La miré con cara de no entender nada.

—¿Ciencias ocultas?

—Dios del cielo —dijo suavemente—. Y yo creía que era usted detective.

—Existe una consigna de silencio sobre algunas de las cosas que están pasando —dije—. He de andarme con pies de plomo. El tal Grayle tiene dinero para dar y tomar. Y en esta ciudad las leyes se hacen para los que pagan. Fíjese en la curiosa manera de actuar que tiene la policía. Nada de acudir a la opinión pública, nada de comunicados de prensa, ni la menor posibilidad de que un desconocido sin arte ni parte en el tinglado proporcione la pista insignificante que podría resultar decisiva. Tan sólo silencio y advertencias a mi persona para que no me inmiscuya. No me gusta en absoluto.

—Se ha quitado casi todo el lápiz de labios —dijo Anne Riordan—. He mencionado las ciencias ocultas. Bueno, hasta la vista. Ha sido un placer conocerlo…, en cierto modo.

Puso el coche en marcha, apretó el acelerador y desapareció en medio de un torbellino de polvo.

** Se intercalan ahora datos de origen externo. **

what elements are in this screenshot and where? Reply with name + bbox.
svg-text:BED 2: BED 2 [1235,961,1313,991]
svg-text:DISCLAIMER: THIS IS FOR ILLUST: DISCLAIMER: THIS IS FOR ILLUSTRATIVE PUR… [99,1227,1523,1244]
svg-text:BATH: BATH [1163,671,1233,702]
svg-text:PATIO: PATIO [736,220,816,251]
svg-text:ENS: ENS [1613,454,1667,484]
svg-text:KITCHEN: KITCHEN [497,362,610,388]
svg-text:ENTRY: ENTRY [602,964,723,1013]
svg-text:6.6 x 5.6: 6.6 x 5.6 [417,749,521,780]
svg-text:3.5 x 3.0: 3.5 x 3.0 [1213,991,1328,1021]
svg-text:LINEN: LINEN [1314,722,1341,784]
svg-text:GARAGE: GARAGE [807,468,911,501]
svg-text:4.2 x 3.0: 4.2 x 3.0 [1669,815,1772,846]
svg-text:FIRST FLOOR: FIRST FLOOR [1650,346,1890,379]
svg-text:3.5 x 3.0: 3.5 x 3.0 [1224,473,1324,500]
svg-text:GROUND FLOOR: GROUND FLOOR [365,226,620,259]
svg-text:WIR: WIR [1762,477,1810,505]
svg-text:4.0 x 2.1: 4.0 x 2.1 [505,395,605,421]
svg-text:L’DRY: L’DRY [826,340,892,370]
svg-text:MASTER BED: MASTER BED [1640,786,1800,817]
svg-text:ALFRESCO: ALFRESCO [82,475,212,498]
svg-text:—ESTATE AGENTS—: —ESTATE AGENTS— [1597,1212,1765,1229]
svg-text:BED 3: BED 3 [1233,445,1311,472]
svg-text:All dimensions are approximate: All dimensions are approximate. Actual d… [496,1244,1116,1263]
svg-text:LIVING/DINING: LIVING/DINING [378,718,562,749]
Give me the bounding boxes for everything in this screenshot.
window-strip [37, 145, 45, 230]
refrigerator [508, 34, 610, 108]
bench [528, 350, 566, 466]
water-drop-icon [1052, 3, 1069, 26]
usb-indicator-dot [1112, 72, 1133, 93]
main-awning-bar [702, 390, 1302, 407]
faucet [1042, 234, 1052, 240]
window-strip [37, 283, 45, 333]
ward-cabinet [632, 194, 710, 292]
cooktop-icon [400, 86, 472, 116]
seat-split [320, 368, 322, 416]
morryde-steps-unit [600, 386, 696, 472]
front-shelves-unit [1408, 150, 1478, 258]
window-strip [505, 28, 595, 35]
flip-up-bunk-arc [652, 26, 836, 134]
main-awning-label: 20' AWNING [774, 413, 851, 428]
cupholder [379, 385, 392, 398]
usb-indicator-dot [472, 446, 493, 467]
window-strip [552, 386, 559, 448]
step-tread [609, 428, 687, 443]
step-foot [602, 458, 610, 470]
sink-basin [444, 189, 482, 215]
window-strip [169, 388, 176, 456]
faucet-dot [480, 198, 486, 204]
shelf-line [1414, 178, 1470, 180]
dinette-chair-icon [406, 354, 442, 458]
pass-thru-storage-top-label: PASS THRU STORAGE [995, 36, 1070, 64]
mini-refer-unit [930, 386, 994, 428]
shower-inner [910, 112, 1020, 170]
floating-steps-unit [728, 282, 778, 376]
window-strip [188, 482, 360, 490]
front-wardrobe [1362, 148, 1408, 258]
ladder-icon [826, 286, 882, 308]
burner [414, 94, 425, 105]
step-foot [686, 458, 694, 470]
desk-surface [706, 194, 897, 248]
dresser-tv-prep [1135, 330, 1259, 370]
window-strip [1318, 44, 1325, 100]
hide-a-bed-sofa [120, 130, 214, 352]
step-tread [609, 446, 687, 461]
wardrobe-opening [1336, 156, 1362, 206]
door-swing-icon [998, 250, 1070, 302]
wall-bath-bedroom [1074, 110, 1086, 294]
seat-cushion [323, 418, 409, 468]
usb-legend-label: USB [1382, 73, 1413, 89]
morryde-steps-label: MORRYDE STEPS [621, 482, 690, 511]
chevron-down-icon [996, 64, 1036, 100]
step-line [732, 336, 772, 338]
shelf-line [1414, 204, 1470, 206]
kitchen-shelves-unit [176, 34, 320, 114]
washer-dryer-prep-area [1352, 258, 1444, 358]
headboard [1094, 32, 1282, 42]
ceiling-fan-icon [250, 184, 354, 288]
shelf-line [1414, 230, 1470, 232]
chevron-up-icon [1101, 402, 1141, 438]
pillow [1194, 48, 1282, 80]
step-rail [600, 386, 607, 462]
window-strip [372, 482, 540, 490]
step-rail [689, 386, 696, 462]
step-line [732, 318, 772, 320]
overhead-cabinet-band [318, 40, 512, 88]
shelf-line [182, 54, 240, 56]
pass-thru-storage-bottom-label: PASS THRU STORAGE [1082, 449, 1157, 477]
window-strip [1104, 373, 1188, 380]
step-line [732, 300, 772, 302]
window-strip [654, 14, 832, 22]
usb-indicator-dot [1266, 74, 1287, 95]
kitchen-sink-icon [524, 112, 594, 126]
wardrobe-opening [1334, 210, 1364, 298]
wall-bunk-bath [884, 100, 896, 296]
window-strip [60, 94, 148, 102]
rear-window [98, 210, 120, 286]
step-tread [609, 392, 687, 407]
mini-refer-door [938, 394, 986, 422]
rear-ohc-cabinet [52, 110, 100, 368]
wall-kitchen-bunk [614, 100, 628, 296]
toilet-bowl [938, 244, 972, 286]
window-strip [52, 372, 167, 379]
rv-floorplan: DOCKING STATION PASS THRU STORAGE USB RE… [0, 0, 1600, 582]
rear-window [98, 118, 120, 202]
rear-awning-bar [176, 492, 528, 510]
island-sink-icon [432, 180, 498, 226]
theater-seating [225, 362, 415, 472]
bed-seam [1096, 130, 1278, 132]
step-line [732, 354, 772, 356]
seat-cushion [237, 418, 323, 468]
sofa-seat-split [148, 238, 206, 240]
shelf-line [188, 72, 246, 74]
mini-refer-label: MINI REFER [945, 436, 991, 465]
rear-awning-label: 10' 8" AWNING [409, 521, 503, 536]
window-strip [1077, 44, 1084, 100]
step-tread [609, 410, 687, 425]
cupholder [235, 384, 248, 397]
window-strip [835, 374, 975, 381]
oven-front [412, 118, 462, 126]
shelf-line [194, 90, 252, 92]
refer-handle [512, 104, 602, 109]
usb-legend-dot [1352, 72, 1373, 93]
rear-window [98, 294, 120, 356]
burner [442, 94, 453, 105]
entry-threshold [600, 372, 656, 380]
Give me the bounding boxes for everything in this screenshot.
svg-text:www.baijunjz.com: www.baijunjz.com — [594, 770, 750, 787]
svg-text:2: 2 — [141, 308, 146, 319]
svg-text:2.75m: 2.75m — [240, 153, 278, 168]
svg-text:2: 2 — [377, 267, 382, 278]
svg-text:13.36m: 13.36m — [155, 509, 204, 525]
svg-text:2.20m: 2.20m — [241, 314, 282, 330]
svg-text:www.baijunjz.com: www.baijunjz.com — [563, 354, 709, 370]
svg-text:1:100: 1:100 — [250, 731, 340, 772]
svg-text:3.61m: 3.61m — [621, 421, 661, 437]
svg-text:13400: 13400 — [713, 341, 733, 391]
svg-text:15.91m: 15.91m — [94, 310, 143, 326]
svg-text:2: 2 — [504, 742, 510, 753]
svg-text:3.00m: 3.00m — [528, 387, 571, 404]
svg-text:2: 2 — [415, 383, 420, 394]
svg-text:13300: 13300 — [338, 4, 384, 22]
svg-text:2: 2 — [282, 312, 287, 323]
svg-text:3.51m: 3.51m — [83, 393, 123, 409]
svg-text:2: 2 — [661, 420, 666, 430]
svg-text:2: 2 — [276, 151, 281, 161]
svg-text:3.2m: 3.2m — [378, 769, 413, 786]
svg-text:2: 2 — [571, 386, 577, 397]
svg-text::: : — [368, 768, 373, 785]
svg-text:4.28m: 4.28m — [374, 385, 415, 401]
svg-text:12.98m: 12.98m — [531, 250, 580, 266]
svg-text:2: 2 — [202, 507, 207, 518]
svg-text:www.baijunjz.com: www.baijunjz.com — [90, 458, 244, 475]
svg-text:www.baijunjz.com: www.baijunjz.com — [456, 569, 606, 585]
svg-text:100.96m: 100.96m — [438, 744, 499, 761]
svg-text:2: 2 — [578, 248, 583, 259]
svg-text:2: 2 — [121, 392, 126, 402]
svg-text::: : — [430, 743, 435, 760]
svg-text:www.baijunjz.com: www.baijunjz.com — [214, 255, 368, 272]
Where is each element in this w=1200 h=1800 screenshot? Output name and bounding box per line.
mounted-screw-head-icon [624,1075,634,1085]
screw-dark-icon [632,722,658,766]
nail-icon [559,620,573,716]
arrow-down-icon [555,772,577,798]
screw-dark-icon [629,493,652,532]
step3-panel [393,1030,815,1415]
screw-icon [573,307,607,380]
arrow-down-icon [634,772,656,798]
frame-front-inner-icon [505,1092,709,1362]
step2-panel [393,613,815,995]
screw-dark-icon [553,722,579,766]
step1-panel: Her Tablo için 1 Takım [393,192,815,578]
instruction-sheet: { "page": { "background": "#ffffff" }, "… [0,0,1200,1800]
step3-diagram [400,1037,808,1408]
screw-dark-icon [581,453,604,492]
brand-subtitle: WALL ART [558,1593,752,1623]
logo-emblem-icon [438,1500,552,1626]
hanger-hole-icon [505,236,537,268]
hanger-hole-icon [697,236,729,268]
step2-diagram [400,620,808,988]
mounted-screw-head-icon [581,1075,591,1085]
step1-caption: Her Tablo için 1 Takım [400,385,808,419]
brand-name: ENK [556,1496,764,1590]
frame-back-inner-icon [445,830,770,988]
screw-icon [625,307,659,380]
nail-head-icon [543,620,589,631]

Estuve mirándola mientras se alejaba. Cuando se perdió de vista miré hacia el otro lado de la calle. El tipo de la furgoneta del «Servicio infantil de Bay City» salió de la entrada lateral de la casa con un uniforme tan blanco, tan almidonado y resplandeciente que hizo que me sintiera limpio sólo con mirarlo. Llevaba una caja de cartón de algún tipo. Se subió a la furgoneta y también se fue.

Deduje que acababa de cambiar un pañal.

Subí a mi coche y miré el reloj antes de arrancar. Eran casi las cinco.

El whisky, como sucede cuando es lo bastante bueno, me hizo compañía durante todo el camino de vuelta hasta Hollywood, y acepté los semáforos en rojo sin rechistar.

—Una chiquita encantadora donde las haya —me dije en voz alta mientras conducía el coche—, para alguien que esté interesado en una chiquita encantadora. —Nadie respondió—. Pero yo no lo estoy —dije. Tampoco esta vez respondió nadie—. A las diez en el club Belvedere —dije. Alguien respondió—: ¡Cuentos chinos!

Sonaba como mi voz.

Eran las seis menos cuarto cuando llegué otra vez a mi despacho. El edificio estaba en completo silencio. Tampoco se oía la máquina de escribir al otro lado de la pared medianera. Encendí una pipa y me senté a esperar.